Так и получается, что вся ее жизнь крутится вокруг детей. Спасая их, она навсегда забыла о себе. Мы спросили, какое последнее радостное событие было в ее жизни. Дальше была самая долгая пауза за всю нашу беседу. Потом Гульнара призналась, что не может вспомнить, когда последний раз смеялась.
— Квартире, конечно, радовалась, хотя поначалу и боялась. Всё думаю, вот когда перееду, пропишусь, тогда и буду радоваться. А так… Когда у меня сын улыбается, например, когда у него хорошее настроение — вот это для меня радость, — произносит Гульнара, опять теребит руки.
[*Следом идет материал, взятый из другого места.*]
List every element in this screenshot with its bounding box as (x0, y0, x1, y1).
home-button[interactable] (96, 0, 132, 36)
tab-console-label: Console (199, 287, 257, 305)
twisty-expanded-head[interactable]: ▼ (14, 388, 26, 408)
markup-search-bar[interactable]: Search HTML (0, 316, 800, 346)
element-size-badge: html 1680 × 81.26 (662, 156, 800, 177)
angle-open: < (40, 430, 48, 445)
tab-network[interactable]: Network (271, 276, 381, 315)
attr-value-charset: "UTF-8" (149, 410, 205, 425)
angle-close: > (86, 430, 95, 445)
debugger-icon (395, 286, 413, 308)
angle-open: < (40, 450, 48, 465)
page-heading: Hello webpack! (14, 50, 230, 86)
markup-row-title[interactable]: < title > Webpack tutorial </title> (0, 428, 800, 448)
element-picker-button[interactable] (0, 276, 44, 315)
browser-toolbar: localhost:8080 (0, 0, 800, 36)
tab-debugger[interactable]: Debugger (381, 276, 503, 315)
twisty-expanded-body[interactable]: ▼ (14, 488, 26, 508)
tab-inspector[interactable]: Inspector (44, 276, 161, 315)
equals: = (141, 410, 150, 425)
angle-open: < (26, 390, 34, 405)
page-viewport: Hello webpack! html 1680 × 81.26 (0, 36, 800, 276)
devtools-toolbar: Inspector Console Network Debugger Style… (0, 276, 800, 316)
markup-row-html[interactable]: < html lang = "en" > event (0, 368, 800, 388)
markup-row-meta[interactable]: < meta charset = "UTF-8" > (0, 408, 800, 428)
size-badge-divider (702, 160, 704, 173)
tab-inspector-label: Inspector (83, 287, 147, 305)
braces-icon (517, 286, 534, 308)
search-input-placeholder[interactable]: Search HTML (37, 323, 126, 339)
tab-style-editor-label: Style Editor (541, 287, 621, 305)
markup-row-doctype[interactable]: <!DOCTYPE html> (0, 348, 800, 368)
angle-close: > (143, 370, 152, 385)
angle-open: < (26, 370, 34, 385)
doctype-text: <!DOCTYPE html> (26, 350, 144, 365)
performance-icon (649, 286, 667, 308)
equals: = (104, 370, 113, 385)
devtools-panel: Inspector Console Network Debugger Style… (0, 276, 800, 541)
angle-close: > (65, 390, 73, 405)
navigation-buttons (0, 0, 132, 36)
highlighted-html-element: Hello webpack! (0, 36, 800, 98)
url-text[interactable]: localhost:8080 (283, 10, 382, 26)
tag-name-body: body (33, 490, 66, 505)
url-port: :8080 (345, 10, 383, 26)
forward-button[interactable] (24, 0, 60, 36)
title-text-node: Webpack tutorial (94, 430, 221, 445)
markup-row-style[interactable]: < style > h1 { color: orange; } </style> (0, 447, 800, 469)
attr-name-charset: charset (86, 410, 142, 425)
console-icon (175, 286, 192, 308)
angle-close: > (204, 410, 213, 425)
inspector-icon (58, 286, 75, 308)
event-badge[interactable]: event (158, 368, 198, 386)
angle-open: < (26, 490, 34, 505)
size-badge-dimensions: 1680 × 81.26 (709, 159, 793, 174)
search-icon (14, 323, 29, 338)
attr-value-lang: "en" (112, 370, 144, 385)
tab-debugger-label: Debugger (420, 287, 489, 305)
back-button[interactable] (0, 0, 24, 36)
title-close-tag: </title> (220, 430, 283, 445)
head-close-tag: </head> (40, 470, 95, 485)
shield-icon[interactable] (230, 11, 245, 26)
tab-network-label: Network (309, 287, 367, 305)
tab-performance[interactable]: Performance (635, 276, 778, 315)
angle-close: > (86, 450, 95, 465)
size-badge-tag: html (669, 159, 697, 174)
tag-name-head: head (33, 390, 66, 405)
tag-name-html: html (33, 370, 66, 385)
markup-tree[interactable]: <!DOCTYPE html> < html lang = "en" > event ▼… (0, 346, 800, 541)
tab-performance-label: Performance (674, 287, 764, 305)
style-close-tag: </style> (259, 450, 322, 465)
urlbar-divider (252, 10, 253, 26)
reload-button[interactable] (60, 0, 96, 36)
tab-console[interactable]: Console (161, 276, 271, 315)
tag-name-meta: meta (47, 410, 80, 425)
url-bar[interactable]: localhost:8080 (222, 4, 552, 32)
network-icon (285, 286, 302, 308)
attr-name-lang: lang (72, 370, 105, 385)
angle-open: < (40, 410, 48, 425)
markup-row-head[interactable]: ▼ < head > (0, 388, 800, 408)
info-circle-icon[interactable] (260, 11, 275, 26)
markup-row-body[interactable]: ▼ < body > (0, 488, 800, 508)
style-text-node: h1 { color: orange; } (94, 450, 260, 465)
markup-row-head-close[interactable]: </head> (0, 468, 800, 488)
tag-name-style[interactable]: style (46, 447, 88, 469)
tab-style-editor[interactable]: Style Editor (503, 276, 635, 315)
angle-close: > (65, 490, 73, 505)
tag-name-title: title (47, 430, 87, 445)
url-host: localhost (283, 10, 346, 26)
Пауза. Нет, больше она ничего вспомнить не смогла. Тогда мы спросили, какого цвета ее жизнь. Собеседница мгновение помялась, слезы опять предательски покатились из и без того мокрых глаз:
— Говорят, есть белая полоса в жизни, а есть черная. У меня — черная и серая, белого цвета так и нет.
— А верите, что будет?
— Верю.
Потом мы пошли пить чай. Мы больше не говорили о проблемах в ее жизни, мы разговаривали просто так. Оказывается, Гульнара Хамидуллина, кроме своих детей, любит орхидеи, одну из тех, что стоят в новой гостиной, например, когда-то подарила дочь. Еще ей нравится, как солнце на рассвете освещает соседний дом напротив, — он становится ярко-зеленым.
Ей нравится, что внутри двора есть детская площадка, потому что, дождавшись лета, можно будет слушать детский счастливый смех и как скрипят качели. Прямо как когда-то было в ее жизни.